Antes de que David pudiera responder, oyó que sonaba el teléfono dentro del apartamento. Jonah gritó:

—¡Yo lo cojo!

Karen miró de soslayo y por un momento pareció que iba a salir disparada hacia el teléfono, pero en lugar de eso se limitó a prestar atención para oír qué decían. David se preguntó si se trataba de su nuevo novio. Ella había empezado a salir con otro abogado, un tipo campechano de pelo gris con dos exesposas y mucho dinero. David no estaba exactamente celoso (hacía mucho que había perdido la pasión por Karen). Lo que no soportaba era imaginar a ese viejales de falsa sonrisa cogiendo confianza con Jonah.

Jonah vino hasta la puerta con el teléfono inalámbrico en la mano. Al llegar se detuvo en seco, probablemente extrañado por la preocupación que traslucían los rostros de sus padres. Entonces le pasó el teléfono a David.

—Es para ti, papá.

El rostro de Karen se descompuso. Se sentía traicionada.
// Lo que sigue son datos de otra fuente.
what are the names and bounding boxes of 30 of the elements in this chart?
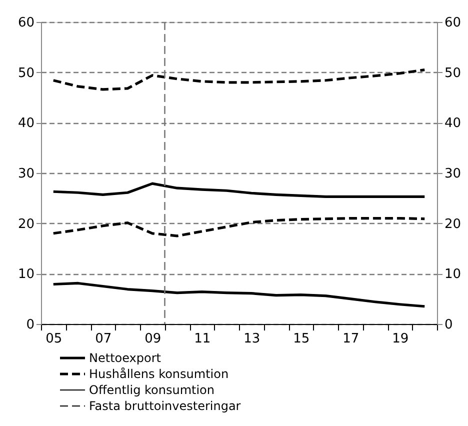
legend-label: Offentlig konsumtion: [89, 383, 215, 397]
y2-tick-label: 50: [444, 66, 462, 81]
y-tick-label: 40: [18, 116, 34, 132]
y-tick-label: 60: [18, 16, 34, 30]
y2-tick-label: 40: [444, 116, 462, 132]
y-tick-label: 20: [18, 216, 34, 232]
line-series: [52, 282, 426, 308]
y-tick-label: 10: [18, 267, 34, 282]
x-tick-label: 19: [392, 332, 409, 346]
x-tick-label: 15: [293, 332, 310, 346]
y-tick-label: 30: [18, 166, 34, 182]
y2-tick-label: 20: [444, 216, 462, 232]
line-series: [52, 182, 426, 198]
legend-label: Hushållens konsumtion: [89, 367, 229, 381]
x-tick-label: 13: [244, 332, 260, 346]
y2-tick-label: 30: [444, 166, 462, 182]
x-tick-label: 11: [194, 332, 211, 346]
line-series: [52, 217, 426, 238]
legend-label: Fasta bruttoinvesteringar: [89, 399, 241, 413]
y-tick-label: 50: [18, 66, 34, 81]
y2-tick-label: 60: [444, 16, 462, 30]
y2-tick-label: 10: [444, 267, 462, 282]
y-tick-label: 0: [26, 318, 34, 332]
legend-label: Nettoexport: [89, 351, 162, 365]
x-tick-label: 17: [342, 332, 360, 346]
x-tick-label: 09: [144, 332, 162, 346]
y2-tick-label: 0: [444, 318, 453, 332]
x-tick-label: 05: [46, 332, 62, 346]
line-series: [52, 68, 426, 91]
x-tick-label: 07: [95, 332, 112, 346]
—Qué raro. ¿Por qué habría alguien de llamarte aquí? ¿Acaso no tienen tu nuevo número?

Jonah se encogió de hombros.

—El hombre del teléfono ha dicho que es de la policía.

David iba sentado en el asiento trasero de un taxi en dirección al hospital Saint Luke. Estaba oscureciendo y las entusiastas parejas de los jueves por la noche hacían cola en la puerta de los restaurantes y los bares de la avenida Amsterdam. Mientras el taxi atravesaba el tráfico a toda velocidad, dejando atrás autobuses y camiones de reparto, David iba mirando los letreros de neón de los restaurantes y el refulgir intermitente de sus letras de color naranja.

Atacado, dijo el detective. El profesor Kleinman había sido atacado en su apartamento de la calle 127. Ahora estaba en estado crítico en la sala de emergencias del Saint Luke. Y había preguntado por David Swift. Les había susurrado su número de teléfono a los enfermeros.

—Será mejor que se dé prisa, —dijo el detective.

—¿Por qué? ¿Qué ocurre? —preguntó David.

—Usted dese prisa —se limitó a contestar el detective.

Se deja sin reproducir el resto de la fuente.